Iron in nature is rarely found alone. We mine its oxides as iron ores. These oxides need to be chemically reduced (gaining electrons = reduction) to take the Fe+2 and Fe+3 ions in the iron oxides, to Fe metal. And the oxygen needs to lose electrons to somebody else more willing to take them than iron was- or to be forced to give them up.
The traditional way we do that reduction is by (largely) reacting the iron in the ore with carbon monoxide, to produce carbon dioxide and iron metal. This is done either starting with coke made from coal in a blast furnace, or with synthesis gas (CO +H2) made from fossil gas in a device called a “Direct Reduction of Iron ” (DRI) furnace.
Once you have the iron, you can add scrap steel and make steel from it. In the US, about 70% of steelmaking is done in electric arc furnaces, so “steelmaking” is already substantially electric (not so in China…). Yes, there are lots of other steps in making steel products- soaking pits, annealing furnaces etc.- that are fired by fossil fuels- but that’s largely because the atmosphere remains a free or very cheap public sewer for the CO2 that is produced.
When people say “green steel”, what they mean generally is replacing the CO + H2 in a DRI unit with nearly pure electrolytic H2, made from water using renewable or low GHG electricity. Some CO is still required, but dramatically less than in a normal DRI furnace. What is also needed is electric heat, provided by resistance heaters, to make up for the lost heat of reaction. The product is still iron, not steel.
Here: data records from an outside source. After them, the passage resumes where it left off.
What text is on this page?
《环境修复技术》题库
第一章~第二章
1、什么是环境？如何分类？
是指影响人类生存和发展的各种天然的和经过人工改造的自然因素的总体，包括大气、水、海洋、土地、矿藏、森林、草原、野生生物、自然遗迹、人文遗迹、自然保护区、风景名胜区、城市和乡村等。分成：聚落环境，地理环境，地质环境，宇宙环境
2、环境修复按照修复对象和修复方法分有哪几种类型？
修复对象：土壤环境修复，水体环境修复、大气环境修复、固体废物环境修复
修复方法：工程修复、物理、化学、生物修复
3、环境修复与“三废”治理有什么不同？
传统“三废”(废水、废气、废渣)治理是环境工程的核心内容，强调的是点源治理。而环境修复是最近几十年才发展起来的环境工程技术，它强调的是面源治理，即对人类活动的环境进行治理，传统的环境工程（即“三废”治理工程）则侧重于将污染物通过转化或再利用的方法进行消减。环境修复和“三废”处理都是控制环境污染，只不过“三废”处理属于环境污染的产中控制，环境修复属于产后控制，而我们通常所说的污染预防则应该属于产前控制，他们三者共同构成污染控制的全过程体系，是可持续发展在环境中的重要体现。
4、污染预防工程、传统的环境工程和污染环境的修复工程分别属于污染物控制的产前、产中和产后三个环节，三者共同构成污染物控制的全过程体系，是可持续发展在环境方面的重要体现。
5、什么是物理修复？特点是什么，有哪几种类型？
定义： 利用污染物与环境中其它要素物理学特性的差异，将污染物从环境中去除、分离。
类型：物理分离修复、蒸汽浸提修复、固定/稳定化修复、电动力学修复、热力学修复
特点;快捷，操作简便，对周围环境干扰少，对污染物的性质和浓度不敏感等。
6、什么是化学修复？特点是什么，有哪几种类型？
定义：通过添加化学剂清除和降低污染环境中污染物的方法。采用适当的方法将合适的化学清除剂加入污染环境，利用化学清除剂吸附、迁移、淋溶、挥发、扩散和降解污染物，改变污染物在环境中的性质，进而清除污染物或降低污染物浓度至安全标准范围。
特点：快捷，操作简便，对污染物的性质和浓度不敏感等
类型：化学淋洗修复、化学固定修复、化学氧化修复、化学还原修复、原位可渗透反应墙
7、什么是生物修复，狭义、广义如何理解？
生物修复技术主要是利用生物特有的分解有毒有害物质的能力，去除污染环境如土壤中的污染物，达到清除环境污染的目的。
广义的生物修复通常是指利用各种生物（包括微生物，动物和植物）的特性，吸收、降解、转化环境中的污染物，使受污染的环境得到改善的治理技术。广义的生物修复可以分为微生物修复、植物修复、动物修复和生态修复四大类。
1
So what people mean, when they say “green steel”, is really “green iron”.
There are molten oxide (very high temperature) and aqueous electrolytic approaches to making iron, under development. Neither are going to be commercially ready for at least the next ten years, if they ever succeed.
Right now, “green iron” is one of the few ways we have of substantially reducing GHG emissions from far and away the most popular structural metal used on earth. However, because “green” electrolytic hydrogen is structurally expensive, so is green iron. While exciting projects like Stegra in Sweden are underway, these projects need either customers willing to pay a great deal more per pound of steel for it to be “green”, or massive carbon taxes or emission bans to make existing “black’ steel expensive or otherwise push it out of the market.
That’s the key problem: everybody likes the idea of decarbonization, but everybody also wants somebody ELSE to pay for it. The policy measures to make the decarbonization of steel, and many other key high-emission sectors of our economy, into reliable investments for billions of dollars of private money, remain elusive. And no, you simply can’t fix that by subsidizing green H2 production.